There was no time to settle his nerves or soothe it away Gunfire and a gout of flame rushed down the stone hallway from behind them. The enemy had gained access to the palace Rawne's squad took cover-places along the wall and returned fire.
'For Tanith!' Rawne yelled. 'While it yet lives!'
Eon Kull, the Old One, awoke with a start. He cried out, an animal bark of pain. He found himself lying on the polished stone floor of the Inner Place. For a moment, he did not remember who or what he was.
Then it trickled back, like sand through the waist of an hourpiece, a grain at a time. He had lost consciousness and lain here, undiscovered, in his delirium.

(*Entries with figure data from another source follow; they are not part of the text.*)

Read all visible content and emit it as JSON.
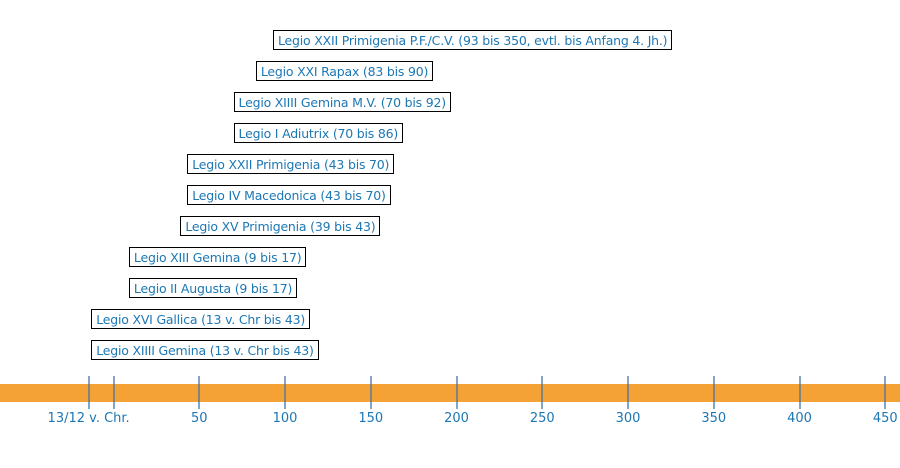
{
  "colors": {
    "background": "#ffffff",
    "link_text": "#1c77b4",
    "box_border": "#000000",
    "timeline_bar": "#f4a136",
    "tick_line": "rgba(70,115,165,0.65)"
  },
  "chart_data": {
    "type": "bar",
    "subtype": "horizontal-timeline-gantt of Roman legion garrison periods",
    "legend_position": "none",
    "grid": "vertical ticks crossing the year bar",
    "items": [
      {
        "label": "Legio XXII Primigenia P.F./C.V. (93 bis 350, evtl. bis Anfang 4. Jh.)",
        "start": 93,
        "end": 350
      },
      {
        "label": "Legio XXI Rapax (83 bis 90)",
        "start": 83,
        "end": 90
      },
      {
        "label": "Legio XIIII Gemina M.V. (70 bis 92)",
        "start": 70,
        "end": 92
      },
      {
        "label": "Legio I Adiutrix (70 bis 86)",
        "start": 70,
        "end": 86
      },
      {
        "label": "Legio XXII Primigenia (43 bis 70)",
        "start": 43,
        "end": 70
      },
      {
        "label": "Legio IV Macedonica (43 bis 70)",
        "start": 43,
        "end": 70
      },
      {
        "label": "Legio XV Primigenia (39 bis 43)",
        "start": 39,
        "end": 43
      },
      {
        "label": "Legio XIII Gemina (9 bis 17)",
        "start": 9,
        "end": 17
      },
      {
        "label": "Legio II Augusta (9 bis 17)",
        "start": 9,
        "end": 17
      },
      {
        "label": "Legio XVI Gallica (13 v. Chr bis 43)",
        "start": -13,
        "end": 43
      },
      {
        "label": "Legio XIIII Gemina (13 v. Chr bis 43)",
        "start": -13,
        "end": 43
      }
    ],
    "axis": {
      "orientation": "horizontal-bottom",
      "range_years": [
        -66,
        459
      ],
      "ticks": [
        {
          "year": -14.5,
          "label": "13/12 v. Chr."
        },
        {
          "year": 0,
          "label": ""
        },
        {
          "year": 50,
          "label": "50"
        },
        {
          "year": 100,
          "label": "100"
        },
        {
          "year": 150,
          "label": "150"
        },
        {
          "year": 200,
          "label": "200"
        },
        {
          "year": 250,
          "label": "250"
        },
        {
          "year": 300,
          "label": "300"
        },
        {
          "year": 350,
          "label": "350"
        },
        {
          "year": 400,
          "label": "400"
        },
        {
          "year": 450,
          "label": "450"
        }
      ]
    }
  }
}
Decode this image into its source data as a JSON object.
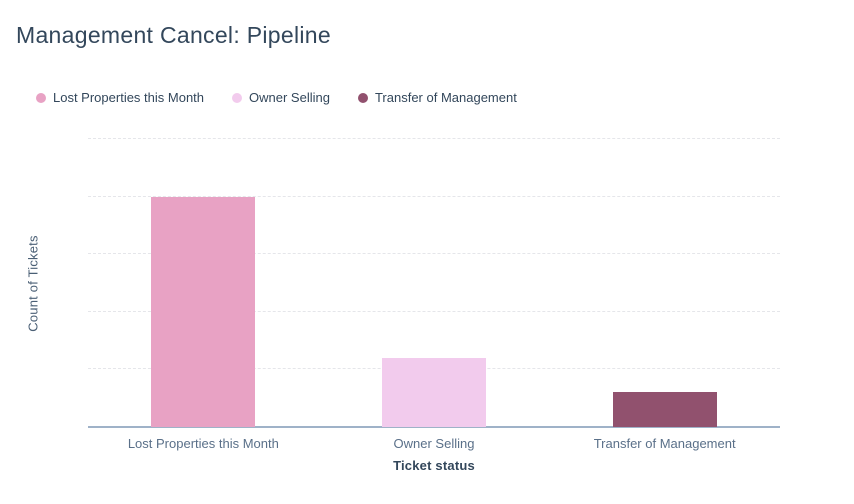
{
  "header": {
    "title": "Management Cancel: Pipeline"
  },
  "chart_data": {
    "type": "bar",
    "title": "Management Cancel: Pipeline",
    "categories": [
      "Lost Properties this Month",
      "Owner Selling",
      "Transfer of Management"
    ],
    "values": [
      20,
      6,
      3
    ],
    "series": [
      {
        "name": "Lost Properties this Month",
        "value": 20,
        "color": "#e8a2c4"
      },
      {
        "name": "Owner Selling",
        "value": 6,
        "color": "#f2cbed"
      },
      {
        "name": "Transfer of Management",
        "value": 3,
        "color": "#91516e"
      }
    ],
    "xlabel": "Ticket status",
    "ylabel": "Count of Tickets",
    "ylim": [
      0,
      25
    ],
    "gridline_step": 5,
    "grid": true,
    "gridline_style": "dashed",
    "legend_position": "top",
    "y_tick_labels_visible": false
  },
  "colors": {
    "title_text": "#33475b",
    "legend_text": "#33475b",
    "axis_label_text": "#5a7089",
    "axis_title_text": "#33475b",
    "gridline": "#e5e6ea",
    "axis_line": "#9fb2c8",
    "background": "#ffffff"
  }
}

He could barely rise. His hands trembled; his limbs were as weak as a fildassai. Blood was clotting in his mouth and nose. He felt his beating organs and pumping lungs rustle and wheeze inside his ribs like dying birds in a cage.
He had to take stock. Had he been successful?

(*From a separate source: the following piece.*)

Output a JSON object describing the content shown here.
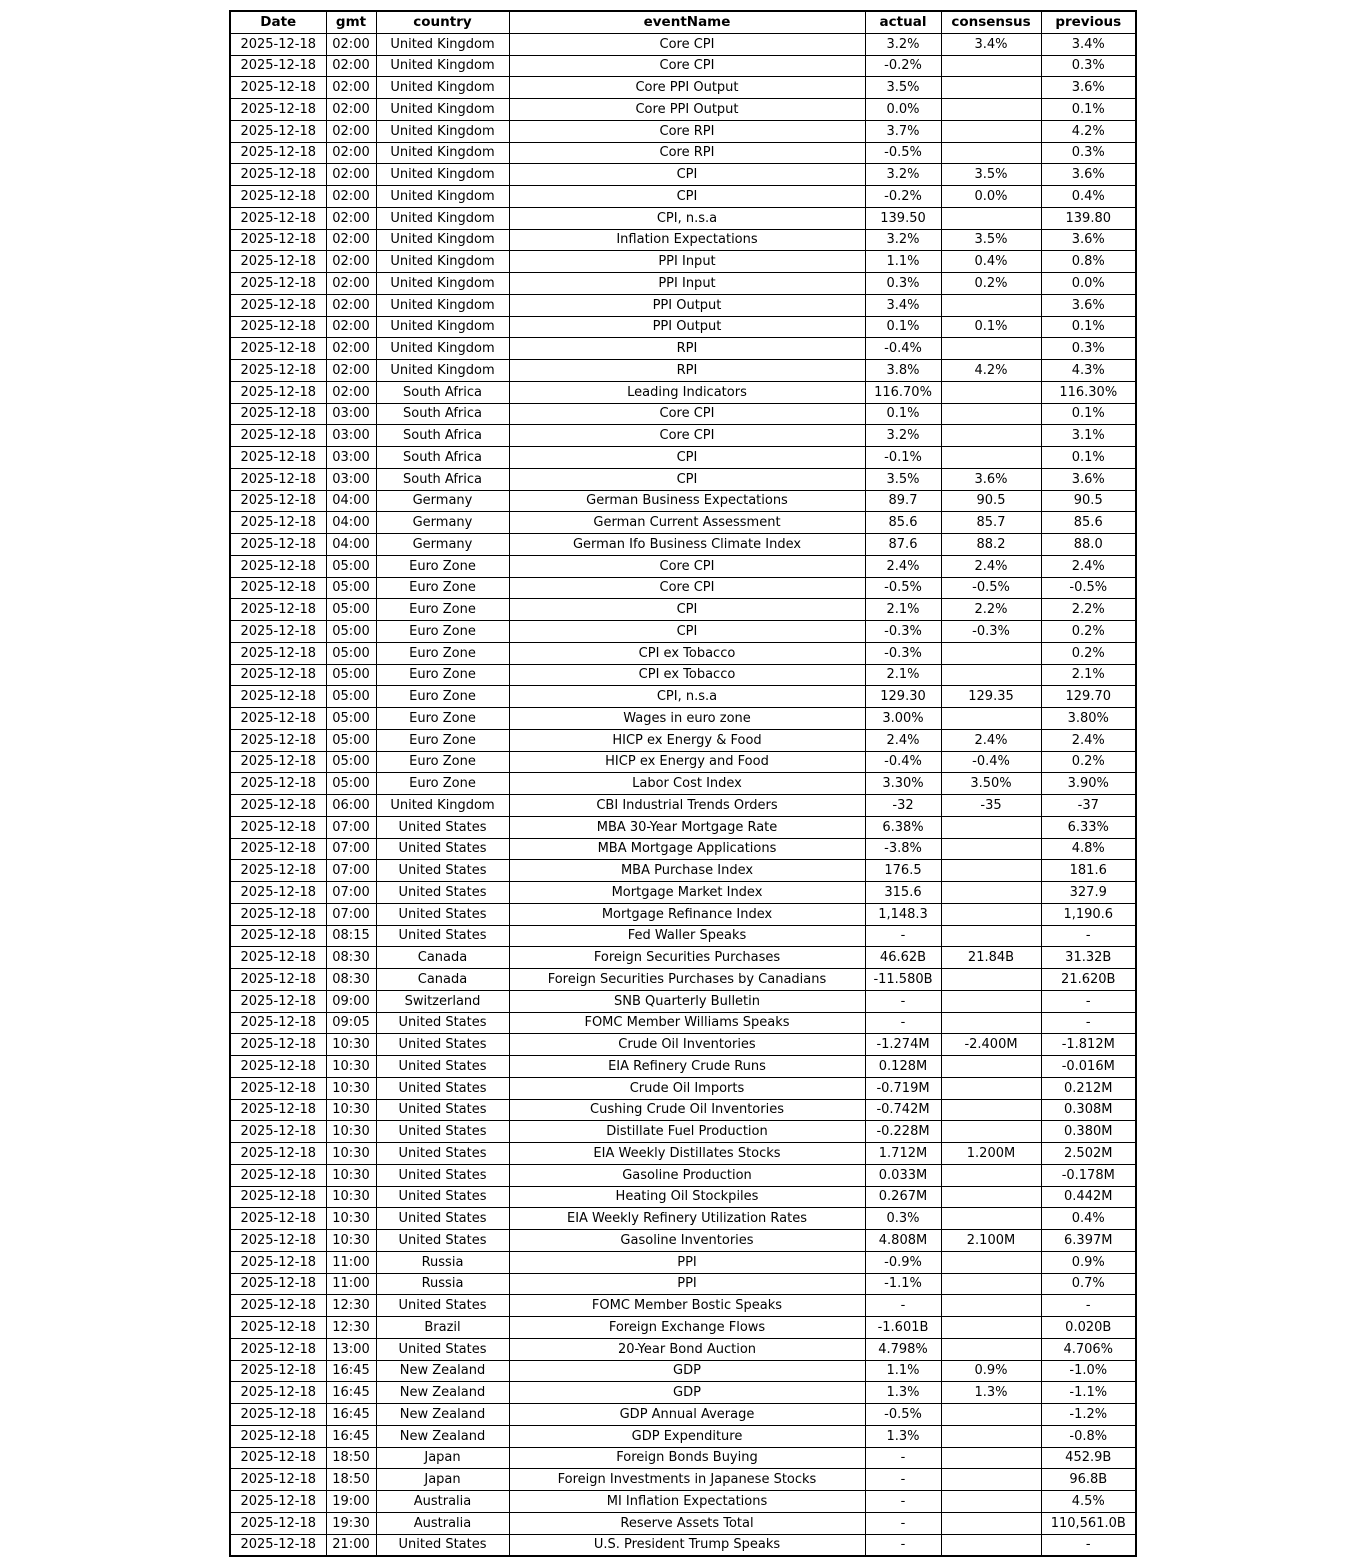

The spirit stones had all gone dark. Fuehain Talchior sat silent and still in her rack. The rune slivers were scattered across the floor as if someone had kicked over the arrangement. Some glowed red hot and smouldered like iron in a smelter. Others were wisps of curled ash.
Eon Kull Warlock gasped at the sight. He clawed at the runes, gathering up the fragments and the ash, burning his fingers. In the name of Vaul the Smithy-God, what had he wrought this day? What had he done? Attempted too much, that was certain His age and his frailty had failed him, made him pass out and lose control, but surely for only a second or two. What had he unleashed? Sacred Asuryan, what had he done?
His exhausted mind sensed Muon Nol returning to the Inner Place. The warrior should not, would not see him like this, Eon Kull found strength from somewhere and hauled himself back into his throne, clasping the purse of ash and bone-cinders to his belt. Joints cracked like bolter shots and he felt blood rise in his gorge as his head span.